集団的自衛権行使容認の閣議決定に、宗教界が批判や懸念
憲法解釈の変更による、安倍内閣の集団的自衛権行使容認決定については、宗教界からも強い批判が出されている。
新宗教団体の一つ、立正佼成会が集団的自衛権行使容認問題で、この4月強く懸念する見解を発表したことは先に述べた。それからわずか2カ月で安倍自民・公明の連立政権が行使容認の閣議決定、関連法整備に取りかかることを決定した。
立正佼成会は7月1日、改めて安倍政権の姿勢を批判する緊急声明を発表した。
声明では関連法整備をすることに対し、“集団的自衛権として武力の行使を容認することは『戦争』そのものを容認するもの”であり“時の一内閣の憲法解釈の変更”によって、こうした“国家行為を容認することは到底許されるものではない”と断じた。
続けて声明では、猜疑心がなければ戦争は起きえない。

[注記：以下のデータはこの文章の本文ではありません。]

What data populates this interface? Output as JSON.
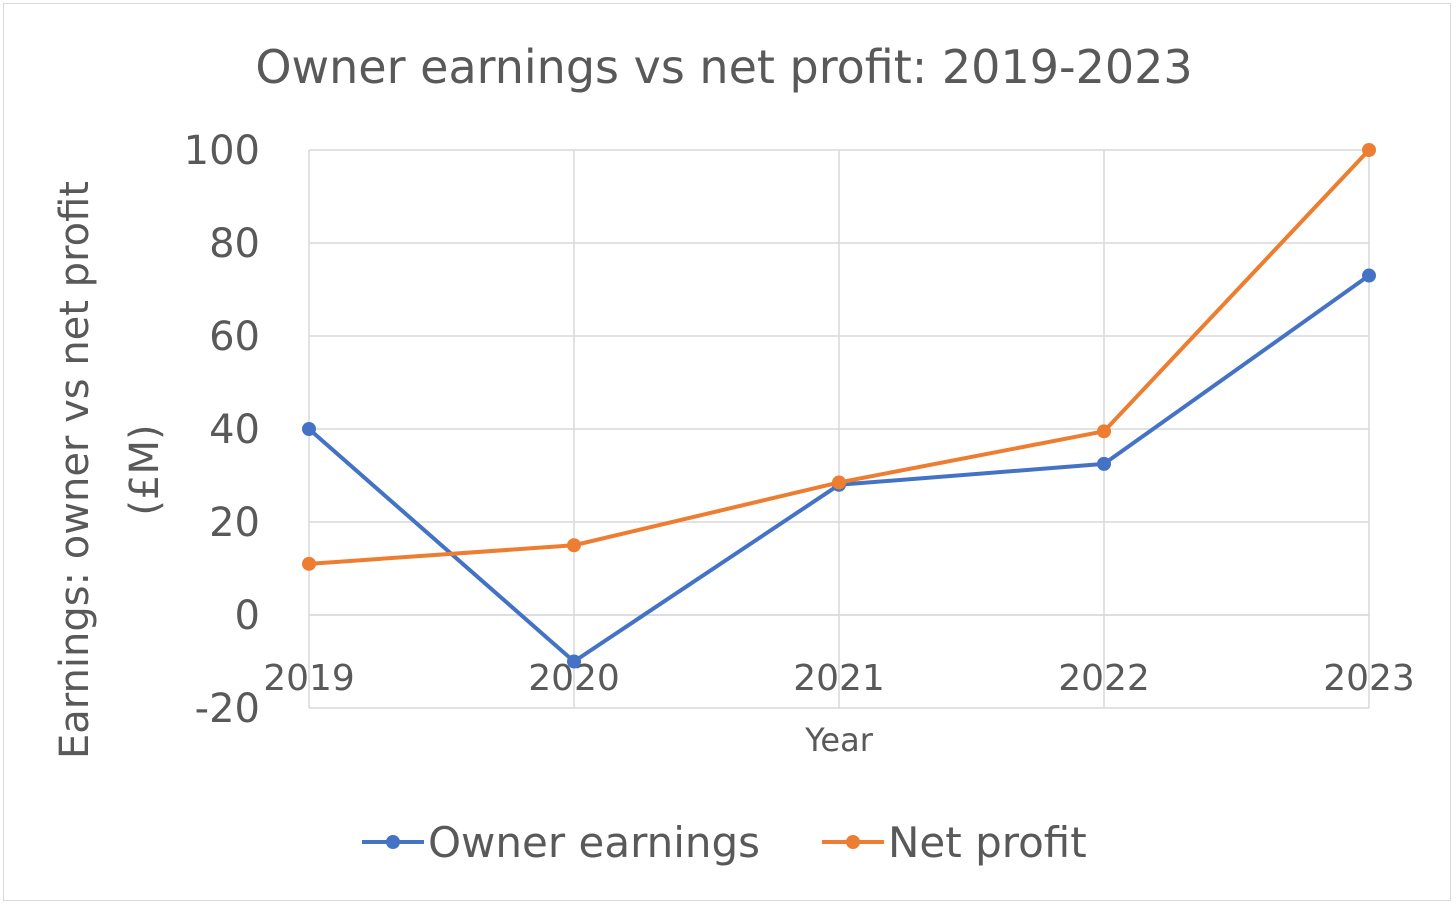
{
  "chart_data": {
    "type": "line",
    "title": "Owner earnings vs net profit: 2019-2023",
    "xlabel": "Year",
    "ylabel_line1": "Earnings: owner vs net profit",
    "ylabel_line2": "(£M)",
    "categories": [
      "2019",
      "2020",
      "2021",
      "2022",
      "2023"
    ],
    "ylim": [
      -20,
      100
    ],
    "yticks": [
      100,
      80,
      60,
      40,
      20,
      0,
      -20
    ],
    "ytick_labels": [
      "100",
      "80",
      "60",
      "40",
      "20",
      "0",
      "-20"
    ],
    "grid": true,
    "legend_position": "bottom",
    "series": [
      {
        "name": "Owner earnings",
        "color": "#4472c4",
        "values": [
          40,
          -10,
          28,
          32.5,
          73
        ]
      },
      {
        "name": "Net profit",
        "color": "#ed7d31",
        "values": [
          11,
          15,
          28.5,
          39.5,
          100
        ]
      }
    ]
  }
}
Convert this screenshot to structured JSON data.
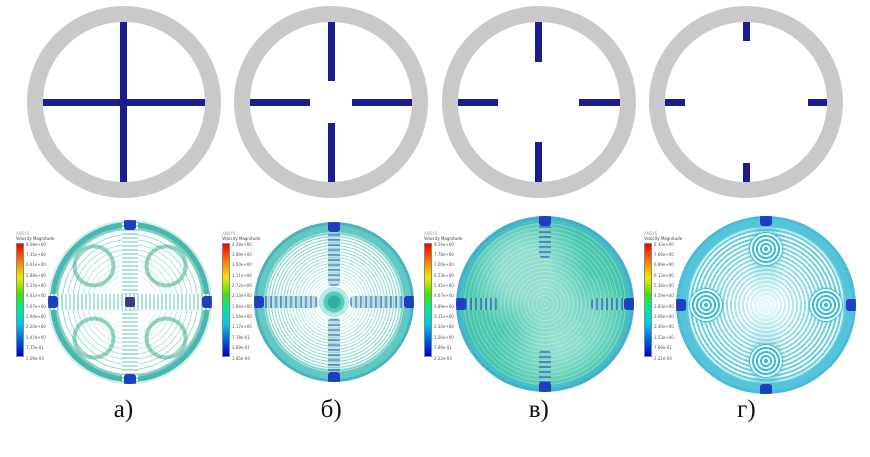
{
  "figure": {
    "background": "#ffffff",
    "colors": {
      "ring_gray": "#c9c9c9",
      "baffle_navy": "#1c1c8e",
      "baffle_tip_blue": "#1e3fbe",
      "field_teal": "#49c9ae",
      "field_cyan": "#55c3da",
      "legend_rainbow": [
        "#f50000",
        "#fa7800",
        "#f5e600",
        "#3ce600",
        "#00e6a0",
        "#00c8e6",
        "#0064e6",
        "#0000c8"
      ]
    },
    "schematics": {
      "description": "tank cross-sections with four radial baffles of decreasing length",
      "items": [
        {
          "id": "a",
          "baffle_len": "50%"
        },
        {
          "id": "b",
          "baffle_len": "37%"
        },
        {
          "id": "c",
          "baffle_len": "25%"
        },
        {
          "id": "d",
          "baffle_len": "12%"
        }
      ]
    },
    "plots": [
      {
        "id": "a",
        "name": "velocity-vector-field-full-baffles",
        "legend": {
          "brand": "ANSYS",
          "title": "Velocity Magnitude",
          "ticks": [
            "8.08e+00",
            "7.35e+00",
            "6.61e+00",
            "5.88e+00",
            "5.14e+00",
            "4.41e+00",
            "3.67e+00",
            "2.94e+00",
            "2.20e+00",
            "1.47e+00",
            "7.35e-01",
            "2.09e-04"
          ]
        }
      },
      {
        "id": "b",
        "name": "velocity-vector-field-long-baffles",
        "legend": {
          "brand": "ANSYS",
          "title": "Velocity Magnitude",
          "ticks": [
            "4.28e+00",
            "3.89e+00",
            "3.50e+00",
            "3.11e+00",
            "2.72e+00",
            "2.33e+00",
            "1.94e+00",
            "1.56e+00",
            "1.17e+00",
            "7.78e-01",
            "3.89e-01",
            "1.85e-04"
          ]
        }
      },
      {
        "id": "c",
        "name": "velocity-vector-field-short-baffles",
        "legend": {
          "brand": "ANSYS",
          "title": "Velocity Magnitude",
          "ticks": [
            "8.56e+00",
            "7.78e+00",
            "7.00e+00",
            "6.23e+00",
            "5.45e+00",
            "4.67e+00",
            "3.89e+00",
            "3.11e+00",
            "2.34e+00",
            "1.56e+00",
            "7.80e-01",
            "2.22e-04"
          ]
        }
      },
      {
        "id": "d",
        "name": "velocity-vector-field-stub-baffles",
        "legend": {
          "brand": "ANSYS",
          "title": "Velocity Magnitude",
          "ticks": [
            "8.43e+00",
            "7.66e+00",
            "6.89e+00",
            "6.13e+00",
            "5.36e+00",
            "4.59e+00",
            "3.83e+00",
            "3.06e+00",
            "2.30e+00",
            "1.53e+00",
            "7.66e-01",
            "2.22e-04"
          ]
        }
      }
    ],
    "labels": [
      "а)",
      "б)",
      "в)",
      "г)"
    ]
  }
}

信頼こそ人間社会成立の基礎となると続ける。
そして過去、人類の歴史において諸国民の間での疑義、不信、猜疑によってしばしば戦争が引き起こされた歴史的事実を挙げ、“今こそ(集団的自衛権の行使ではなく)互いの不信を払しょくし、確かな信頼を醸成していく努力することが重要である“と述べている。
この緊急声明を立正佼成会は総理官邸に菅官房長官を訪ね、直接手渡している。
立正佼成会は先に述べたように、宗派を超えた協力・世界各国の宗教団体とも協力して平和を模索・構築する活動を続けている団体。一政党の思惑に左右される団体では無い。
また宗教界では、日本カトリック正義と平和協議会、日本バプティスト連盟理事会、日本キリスト教婦人矯風会などキリスト教の団体も集団的自衛権行使容認の閣議決定に反対の声を上げた。
また全日本仏教会は7月1日、齋藤聖明理(あきさと)事長名で「深い憂慮」を表明する談話を出した。この談話で全日本仏教会は、集団的自衛権行使を容認していけば、“日本人が海外で人を殺し殺される、という事態が起こり得る”可能性があると指摘。今回の閣議決定には“人間の知恵の『闇』を垣間見るがごとき、深い憂慮と危惧の念を感じ得ません”と強い懸念を示している。
全日本仏教会は1900年(明治33年)、信仰の自由の基本を踏まえて国家の宗教統制に反対した「仏教懇話会」を元に発展。戦後は広く仏教会各宗派が揃う団体となり宗教界で信条の自由や社会の民主化に向けて積極的な活動を進めている。